Vicki Quiram, general manager of CMWD, said the rate increases are due to several factors, including rising rates for purchasing water from the San Diego Water Authority and inflation of maintenance costs.
After a cost of study review of the district’s budget and outside costs, Quiram and Legeia Heagy, a management analyst, said potable water will receive a 1% increase and 3% for wastewater beginning Jan 1, 2020. Those rates will increase again by 2% and 3%, respectively, on Jan. 1, 2021.
Recycled water rates, meanwhile, will not increase. The two reported the findings of the study during the Sept. 17 City Council meeting; although the council, which acts as the CMWD’s board of directors, must approve the increases during its Nov. 19 meeting.
It’s the first rate increase for CMWD in several years, Quiram said.
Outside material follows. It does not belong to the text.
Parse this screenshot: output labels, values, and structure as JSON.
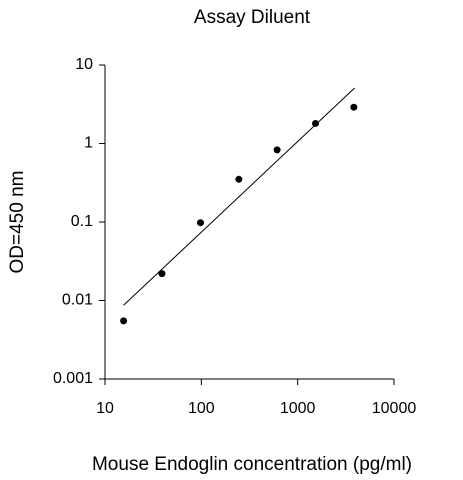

“The study took a look at what does our revenue stream need to be to keep these important utilities running,” Quiram said. “It’s so important because making sure we have clean and sustainable water is what keeps our community healthy and safe.”
SDWA has raised its rates for purchasing water, including desalinated water, she added, which accounts for about 55% of the district’s total water budget.
“That was one of the big drivers for the increases,” Quiram said.
As for residents, over the next two years it means about a $5 increase on their monthly bill for single-family residences.
Comparatively, she said the district has one of the best water systems in the county, especially when it comes to recycled water, which is used for irrigation.
Quiram and Heagy also went into details regarding CMWD’s five master plans covering wastewater, recycled and potable water, asset management and supervisory control and data acquisition (SCAD). Quiram said the master plans have been updated and provide a road map to maintain the infrastructure.
Its goal is to maintain the system to avoid massive replacement projects costly to the district and ratepayers and extend the useful lifespan.
“Management of our assets is really driving how we do our maintenance,” Quiram added. “It used to be we maintained on a schedule. Now, we maintain our infrastructure on age and condition.”
Overall, though, Quiram said the city’s water demand is not increasing at the rates it has in the past. She said the reasons are people are using water differently, transitioning to zeroscaping and using less.
“We have the 2020 Urban Water Management Plan coming up,” Heagy said. “That will give us the best and most recent data for water demand and growth consumption.”
One change, though, is for breweries with and without restaurants, which are expected to migrate into one of four new classes, according to Heagy. Breweries hauling their brewing waste offsite for treatment will be charged equal to a C2 commercial rate, while those who do not haul waste for outside treatment will be charged a higher rate.
“Currently, there are 10 breweries in Carlsbad, and some operate a restaurant,” she added. “Wastewater staff will begin outreach with the breweries to discuss the Waste Diversion Program and work with the breweries to get them into the best class option for their business.”